The Best And Worst Of Cross-Channel Design
June 30, 2008 2 Comments
We just completed a pretty extensive evaluation of the cross channel experiences of the following 16 large companies:
- Airlines: American Airlines, Delta Air Lines, Southwest Airlines, United Air Lines
- Banks: Bank of America, JP Morgan Chase, Wachovia, Wells Fargo
- Department stores: JC Penney, Kohl’s, Macy’s, Sears
- Mp3 manufacturers: Apple, Creative, iRiver, Sony
The research used Forrester’s Cross-Channel Review methodology (which is a form of an expert reveiw) to grade the experiences across 57 criteria.

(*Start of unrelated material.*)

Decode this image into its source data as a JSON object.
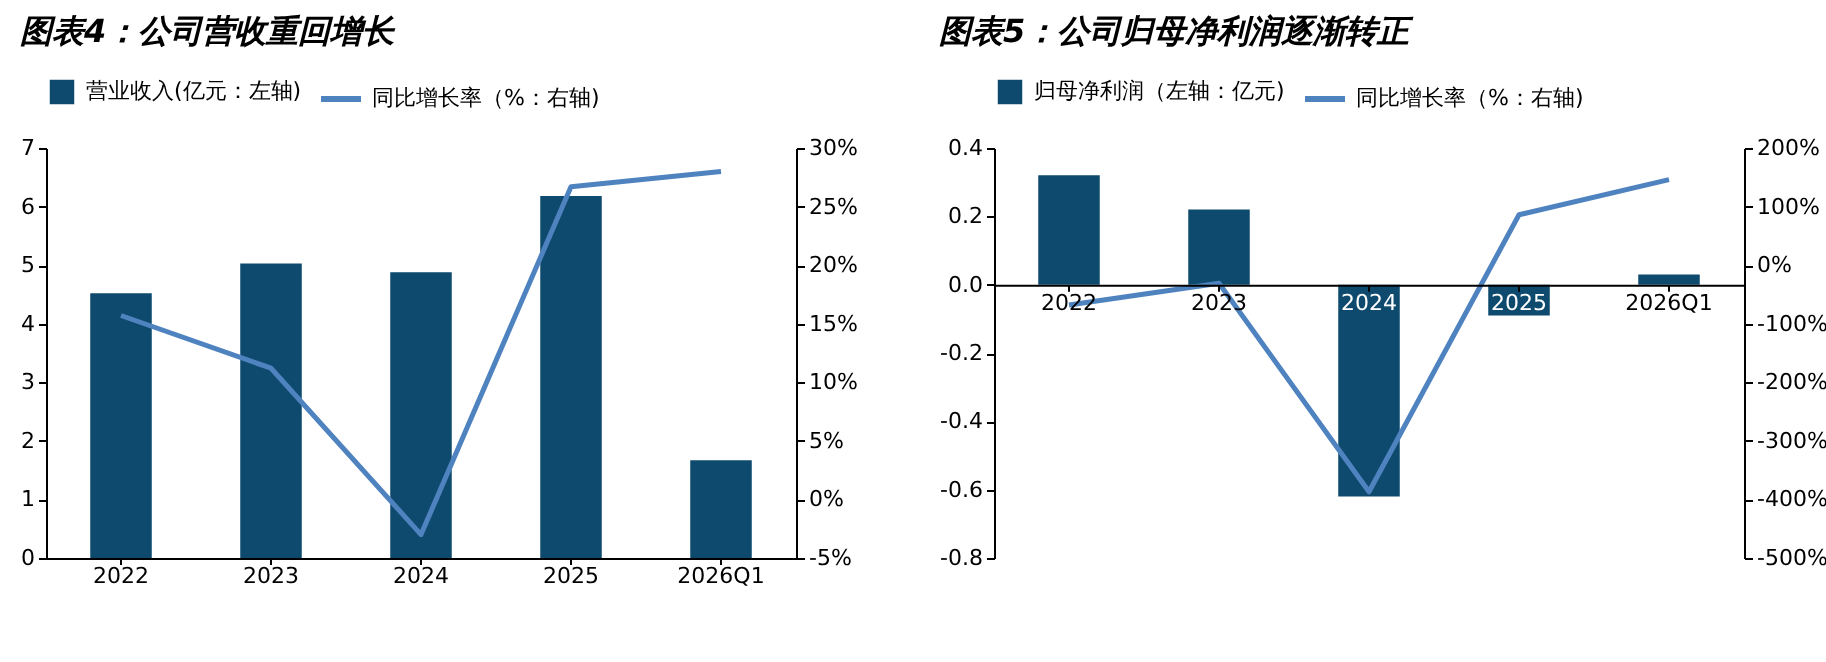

The analysis looked at interactions via the Web, email, IVR, phone agent, as well as cross-channel transitions.
Here are some of the findings from the research:
- None of the 16 companies received a passing score [+57 or higher].
- Airlines received the highest average score [-8] and MP3 manufacturers the lowest [-29].
- Delta received the highest score and iRiver received the lowest score.
- There were 4 criteria that all of the companies failed:
- “Is text legible?” (Web Site)
- “Can customers get a confirmation of their phone conversation in another channel?” (Phone Agent)
- “Can the user complete her goals in all required channels?” (Channel Transition)
- “Can the user control how he interacts with the company?” (Channel Transition)
- Results differed across the channels we evaluated:
- Web Site: Delta was best; Sony was worst
- IVR: American Airlines was best; iRiver, JC Penney, Southwest Airlines were worst
- Phone agents: American Airlines was best; JC Penney was worst
- Email: Sears, Creative were best; Southwest Airlines, Apple, iRiver were worst
- Channel transitions: Macy’s was best; JPMorgan Chase, American Airlines were worst
I need to give a shout out to the Adele Sage, Vidya Drego, and Andrew McInnes who did most of the hard work on the research.
The bottom line: It’s not all bad news; firms that make improvements can really differentiate themselves.